Bagi seorang Muslim, soal lapang atau sempit rizki dilihatnya sebagai ujian dari Allah. Di saat lapang, dia tidak lupa diri, dan memanfaatkan rizkinya untuk kebaikan. Di saat sempit, dia sadar, ujian Allah sedang menimpanya. Namun, dia paham, Rasulullah saw memberikan sejumlah kunci untuk membuka pintu rizki, diantaranya dengan cara memanjatkan sejumlah doa dan juga memperbanyak silaturrahim.

Seorang Muslim yang kokoh imannya akan selalu berada dalam kondisi bahagia (sa’adah). Sebab, pandangannya tidak berhenti sampai dunia ini saja. Perspektif hidupnya menembus batas-batas dunia dan materi. Negeri akhirat adalah tujuan dan kehidupan yang sebenarnya. Karena itulah, dia yakin, Allah SWT selalu memberikan yang terbaik untuk dirinya, sebab Allah Maha Pengasih dan Penyayang.

Seorang Muslim yakin, bahwa silaturrahim yang dijalankannya adalah ibadah dan pasti akan mendatangkan manfaat sebagaimana disabdakan oleh Rasulullah saw. Namun, bagaimana wujud pastinya, dia serahkan kepada Allah. Sebab, dalam kehidupan kita, begitu banyak misteri yang tidak kita pahami. Orang baik, sholeh, rajin bekerja, ditimpa musibah-demi musibah, diberi ujian demi ujian kesulitan hidup. Sementara orang jahat, mengaku sebagai pezina, justru terkadang tampak seolah-olah bahagia, ceria selalu tampil di layar kaca, dimana-mana disanjung dan dipuja sebagai diva. Itu rahasia kehidupan yang tidak selalu bisa dipahami manusia.
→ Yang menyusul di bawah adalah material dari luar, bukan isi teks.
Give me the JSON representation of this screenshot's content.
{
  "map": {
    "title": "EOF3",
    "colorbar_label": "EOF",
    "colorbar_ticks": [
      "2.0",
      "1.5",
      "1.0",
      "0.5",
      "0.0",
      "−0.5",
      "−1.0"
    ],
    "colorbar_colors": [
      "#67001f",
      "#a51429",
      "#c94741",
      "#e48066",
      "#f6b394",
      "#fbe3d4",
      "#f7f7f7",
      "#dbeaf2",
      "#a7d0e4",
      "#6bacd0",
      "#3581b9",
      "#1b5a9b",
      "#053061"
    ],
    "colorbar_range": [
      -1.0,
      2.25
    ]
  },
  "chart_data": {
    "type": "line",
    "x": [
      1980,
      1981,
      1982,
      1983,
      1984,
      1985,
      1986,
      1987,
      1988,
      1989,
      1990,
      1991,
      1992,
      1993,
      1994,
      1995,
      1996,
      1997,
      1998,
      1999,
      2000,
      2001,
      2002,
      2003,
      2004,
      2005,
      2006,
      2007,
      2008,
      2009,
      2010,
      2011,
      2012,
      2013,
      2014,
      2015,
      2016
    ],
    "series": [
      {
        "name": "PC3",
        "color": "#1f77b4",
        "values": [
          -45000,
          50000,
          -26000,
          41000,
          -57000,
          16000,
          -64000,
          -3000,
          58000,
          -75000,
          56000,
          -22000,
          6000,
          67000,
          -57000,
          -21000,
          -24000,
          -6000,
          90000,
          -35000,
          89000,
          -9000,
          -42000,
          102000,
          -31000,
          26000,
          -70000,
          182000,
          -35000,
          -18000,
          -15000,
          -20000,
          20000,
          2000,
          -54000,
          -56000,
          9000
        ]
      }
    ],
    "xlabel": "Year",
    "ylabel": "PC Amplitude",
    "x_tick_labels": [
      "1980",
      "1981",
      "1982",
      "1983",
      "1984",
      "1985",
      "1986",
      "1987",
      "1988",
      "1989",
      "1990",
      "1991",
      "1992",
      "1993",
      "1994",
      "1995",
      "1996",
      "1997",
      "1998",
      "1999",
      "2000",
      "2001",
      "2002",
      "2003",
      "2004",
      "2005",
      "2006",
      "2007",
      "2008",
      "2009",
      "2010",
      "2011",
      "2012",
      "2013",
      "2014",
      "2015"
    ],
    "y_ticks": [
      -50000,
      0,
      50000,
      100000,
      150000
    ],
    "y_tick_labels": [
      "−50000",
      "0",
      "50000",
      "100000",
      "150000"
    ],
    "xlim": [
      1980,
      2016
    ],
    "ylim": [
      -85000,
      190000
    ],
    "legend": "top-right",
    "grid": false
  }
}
Berbasis kepada keimanan kita kepada keadilan dan kasih sayang Allah, tidak sepatutnya kita mendikte Allah dengan kemauan kita. Silaturrahim dan perintah-perintah Allah lain kita jalankan sebagai bukti kesyukuran kita pada-Nya. Kita perlu sadar, kadangkala, Allah memberikan karunia kepada kita dalam bentuk yang tidak kita minta. Kita minta atau berharap mendapatkan rizki dalam bentuk uang tunai. Padahal, bisa jadi, rizki itu diberikan kepada kita dalam bentuk lain, misalnya dalam bentuk kesehatan kita dan keluarga kita.
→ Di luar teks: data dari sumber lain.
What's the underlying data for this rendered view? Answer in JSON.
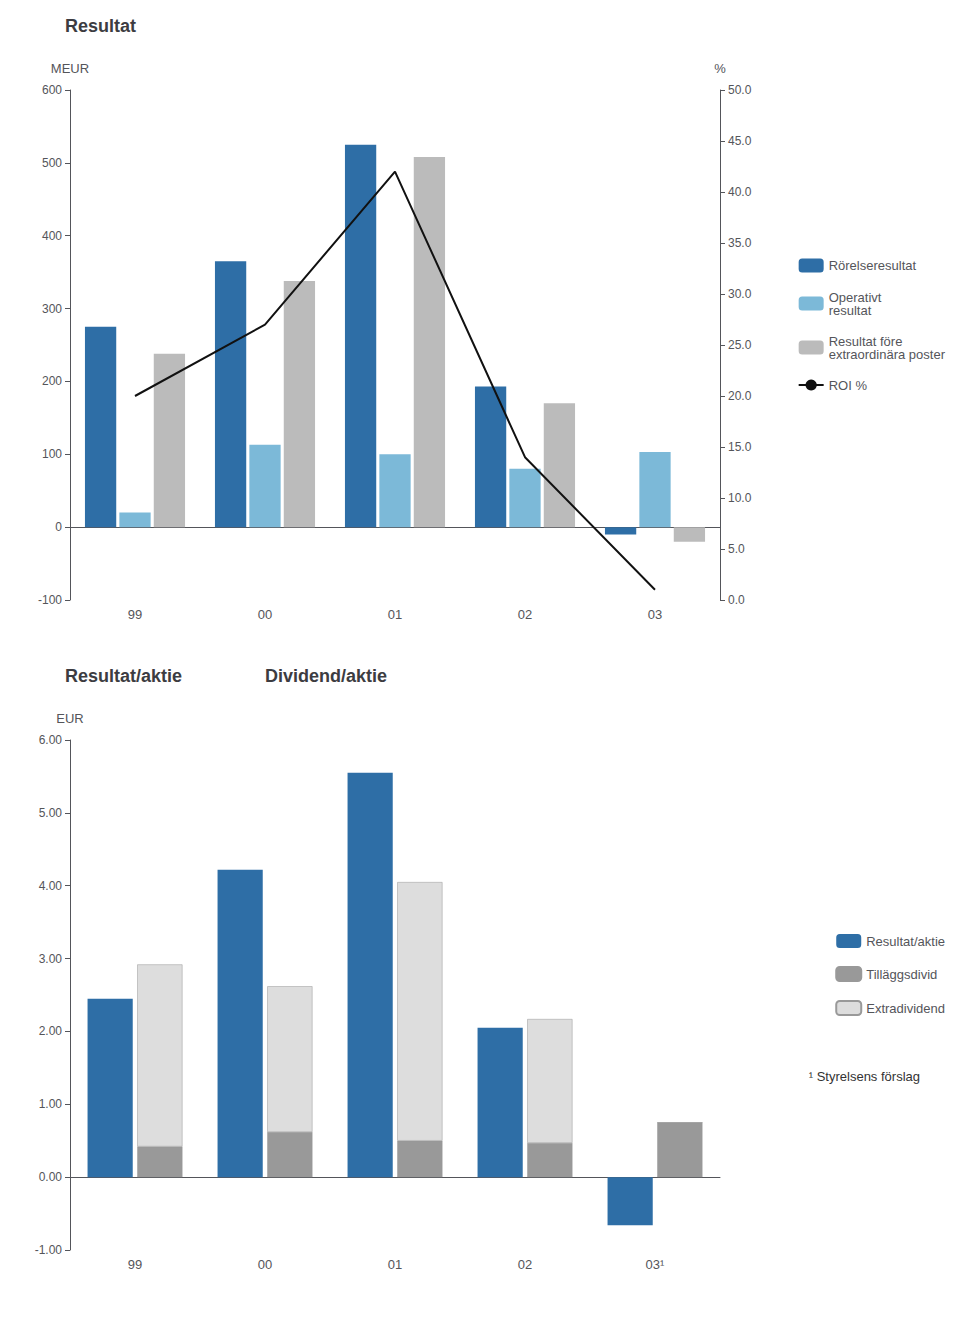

Jadi, mari kita jalankan salah satu ajaran yang indah ini: menjalin silaturrahim, dengan orang tua, saudara, kerabat, dan para sahabat. Kita yakin, sesuai sabda Nabi saw, silaturrahim pasti membawa berkah dan manfaat dalam hidup kita. Bentuknya apa pun, kita serahkan kepada Allah yang Maha Bijaksana. Wallahu a’lam bil-shawab.